LA BELLA CUCINA by Viana La Place
“The Italian kitchen is utilitarian, in the sense that it is a workroom dedicated to the task of cooking. It is my opinion that the simpler the kitchen looks, the better the food. And Italian kitchens shine. Appliances look as if they have never been used, since no residue from cooking ever remains. Starting with the floor and working one’s way up to the ceiling, the Italian kitchen must be spotless.
“In my kitchen in the Salento, I am blessed with what I consider to be one of the most beautiful floors I’ve ever seen. The large terrazzo floor tiles are flecked with tiny chips of marble in pale pistachio green and white … In the center of the kitchen is a simple wooden table with a white marble top worn to a lovely dull luster and a set of wooden chairs painted blue. Windows that open to the breezes wrap around the kitchen — and outside I can almost touch the old-fashioned pink roses and little yellow plums that grown in the garden below. French doors lead out to a terrace in back that faces other gardens and other villas.”
And this is what La Place found in the pantry:
* Colanders in every size for draining pasta
* A hand-cranked food mill with three size disks
* Several cheese graters
* An assortment of formaggiere — little glass serving pieces with hinged lids for holding the freshly grated cheese placed on the table at almost every meal
* Espresso pots (Mokas). Ones for three cups, six cups, nine cups and twelve cups.
* An old hand-cranked coffee grinder
* Cups in a variety of sizes: tiny cups for espresso, large cups for caffe latte, and and assortment of other sizes for the occasional cup of tea or broth
* Everyday wineglasses: stemless, sturdy and reliable, and diminutive glasses for liqueurs, digestivi and aperativei; a few fancier wineglasses, although most of the fancy wineglasses are in the dining room credenza, she says.
* Taller, but not too tall, glasses for homemade lemonade or cold tea
*Bowls of many sizes. Shallow bowls for tossing pasta and sauce, and a succession of bowls in decreasing sizes for salad making, cooked vegetables, for olives and individual shallow bowls for erving pasta.

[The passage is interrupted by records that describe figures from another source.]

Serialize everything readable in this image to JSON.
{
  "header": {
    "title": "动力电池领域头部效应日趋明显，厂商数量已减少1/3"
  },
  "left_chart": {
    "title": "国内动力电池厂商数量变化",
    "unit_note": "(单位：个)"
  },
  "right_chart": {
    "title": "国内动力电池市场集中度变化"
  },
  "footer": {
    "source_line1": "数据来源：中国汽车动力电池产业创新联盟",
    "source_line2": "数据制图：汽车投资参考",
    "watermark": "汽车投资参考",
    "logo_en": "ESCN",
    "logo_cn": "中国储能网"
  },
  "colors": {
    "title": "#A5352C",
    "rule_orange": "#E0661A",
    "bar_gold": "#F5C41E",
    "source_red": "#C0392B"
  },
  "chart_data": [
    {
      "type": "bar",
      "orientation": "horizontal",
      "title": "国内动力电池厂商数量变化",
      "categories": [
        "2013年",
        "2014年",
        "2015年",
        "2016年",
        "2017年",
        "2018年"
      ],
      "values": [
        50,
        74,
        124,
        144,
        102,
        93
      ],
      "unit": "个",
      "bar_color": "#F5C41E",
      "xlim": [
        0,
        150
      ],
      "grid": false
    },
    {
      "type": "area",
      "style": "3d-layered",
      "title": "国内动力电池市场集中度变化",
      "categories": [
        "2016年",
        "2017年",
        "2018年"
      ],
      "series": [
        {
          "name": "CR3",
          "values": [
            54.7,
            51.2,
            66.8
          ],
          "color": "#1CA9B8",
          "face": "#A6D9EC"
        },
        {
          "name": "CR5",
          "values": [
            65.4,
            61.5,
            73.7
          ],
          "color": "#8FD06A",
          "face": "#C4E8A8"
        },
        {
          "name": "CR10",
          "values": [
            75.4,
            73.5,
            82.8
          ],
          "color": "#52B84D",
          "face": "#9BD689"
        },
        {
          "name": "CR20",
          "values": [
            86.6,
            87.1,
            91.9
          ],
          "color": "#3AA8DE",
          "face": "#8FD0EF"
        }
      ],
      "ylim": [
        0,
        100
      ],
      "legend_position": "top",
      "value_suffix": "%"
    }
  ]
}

* You will always find at least one enormous pot for boiling pasta for a crowd, as well as a variety of pots in various sizes for other uses.
* A frying pan
*Earthenware casserole dishes of various sizes and always a very large rectangular baking dish for making pasta al forno or lasagne
* Baskets for bread, carafes and pitchers for wine and water, cruets for olive oil and vinegar
* A big box of sea salt is always present and salt is placed on the table in very small salt dishes accompanied by equally small spoons
*A pepper mill
*Spoons: tiny spoons for espresso, medium size spoons for general use and gigantic soup spoons, much larger than the ones we use in America for soup. Many wooden spoons for cooking
* Knives. especially popular and useful are the plastic handled serrated knives one buys at the outdoor markets
*In terms of small utensils, you’ll find a meat pounder; a straight-sided pastry wheel for cutting pasta; a deep, slotted spoon for scooping stuffed pasta out of boiling water; and a thin, long rolling pin without ball bearings for rolling out pasta.
“It sounds like a lot of equipment,” La Place writes, “But it all fits very neatly in the medium-size pantry in the kitchen. The tools are basic, the ingredients simple, yet the results are profoundly good.”